Single by Brad Paisley

from the album Moonshine in the Trunk
- Released: September 14, 2015
- Genre: Country
- Length: 3:45 (album version)
- Label: Arista Nashville
- Songwriters: Brad Paisley; Chris DuBois; Kelley Lovelace;
- Producers: Brad Paisley; Luke Wooten;

Brad Paisley singles chronology
| "Crushin' It" (2015) | "Country Nation" (2015) | "Without a Fight" (2016) |

= Country Nation =

"Country Nation" is a song recorded by the American country music artist Brad Paisley. It was released on September 14, 2015, by Arista Nashville as the fourth and final single from his tenth studio album, Moonshine in the Trunk. He co-wrote the song with Chris DuBois and Kelley Lovelace, and co-produced it with Luke Wooten.

==Content==
The song is an up-tempo country song about the different types of people who make up the United States.
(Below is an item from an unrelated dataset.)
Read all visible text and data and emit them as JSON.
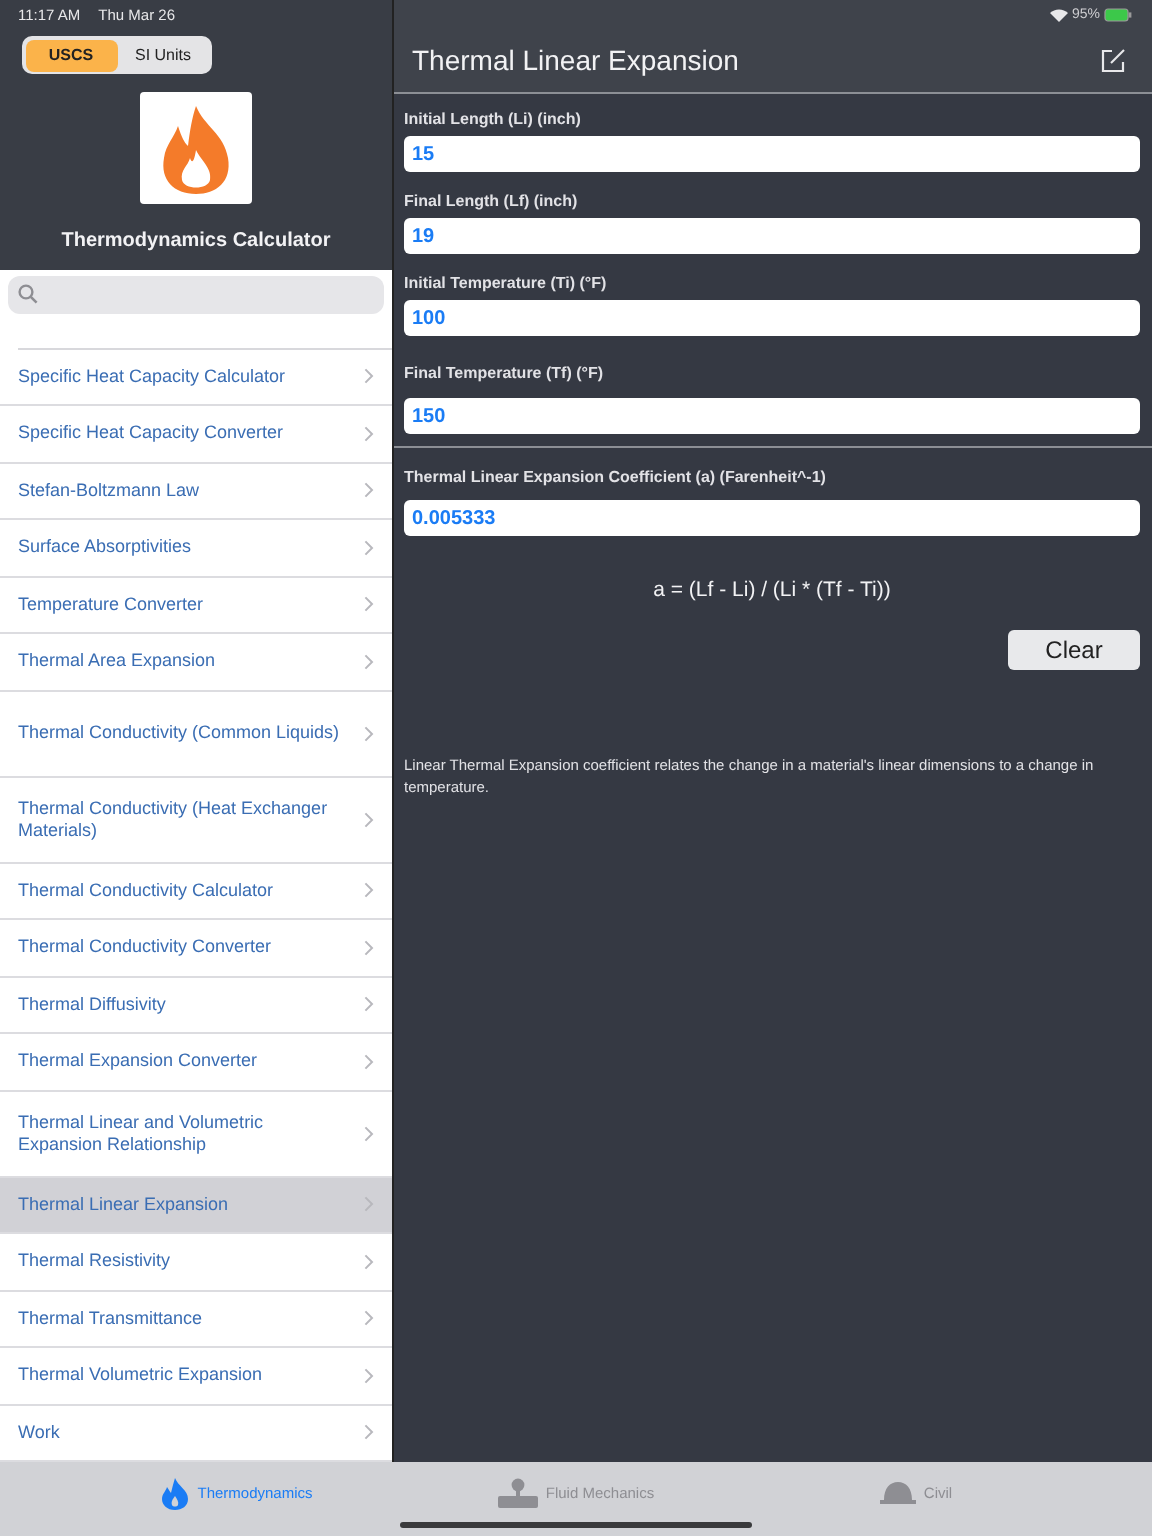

The song makes reference to work performed, college athletics, trucks, country music and NASCAR.

Paisley worked different college sports team nicknames into the song, including the Mountaineers, Volunteers, Crimson Tide, Seminoles, Longhorns, Wildcats, Wolverines, Tigers (the music video suggests this is referring to Auburn and LSU), Buckeyes, Bruins, Bulldogs, Hogs, Hurricanes, Blue Devils, Tar Heels, Rebels, Fighting Irish and Cavaliers.

He also made note of cheering for different numbers (presumably NASCAR), including 14 (Tony Stewart), 24 (Jeff Gordon), 48 (Jimmie Johnson) and 88 (Dale Earnhardt Jr.).

==Music video==
The music video was premiered on The Today Show on September 3, 2015. Part of the video was shot in Nashville, Tennessee, and was directed by Jeff Venable. It shows the mascots from Georgia, Tennessee, Western Kentucky, West Virginia, Virginia Tech, Duke, Ohio State, Miami, Virginia, Kentucky, LSU, Oklahoma, Nebraska, Arizona State, Arkansas, Auburn, Alabama, Purdue, Oklahoma State, Baylor, Michigan State, Georgia Tech, Vanderbilt, Oregon, Austin Peay, and a Brad Paisley mascot.

===Synopsis===
The video celebrates the blue-collar spirit and America's love of sports. Cut into performance shots of Paisley at Vanderbilt University's football stadium, some of the mascots are shown working at jobs such as at a car wash, on a farm and pizza delivery. Towards the end of the video the mascots are all shown playing American football together.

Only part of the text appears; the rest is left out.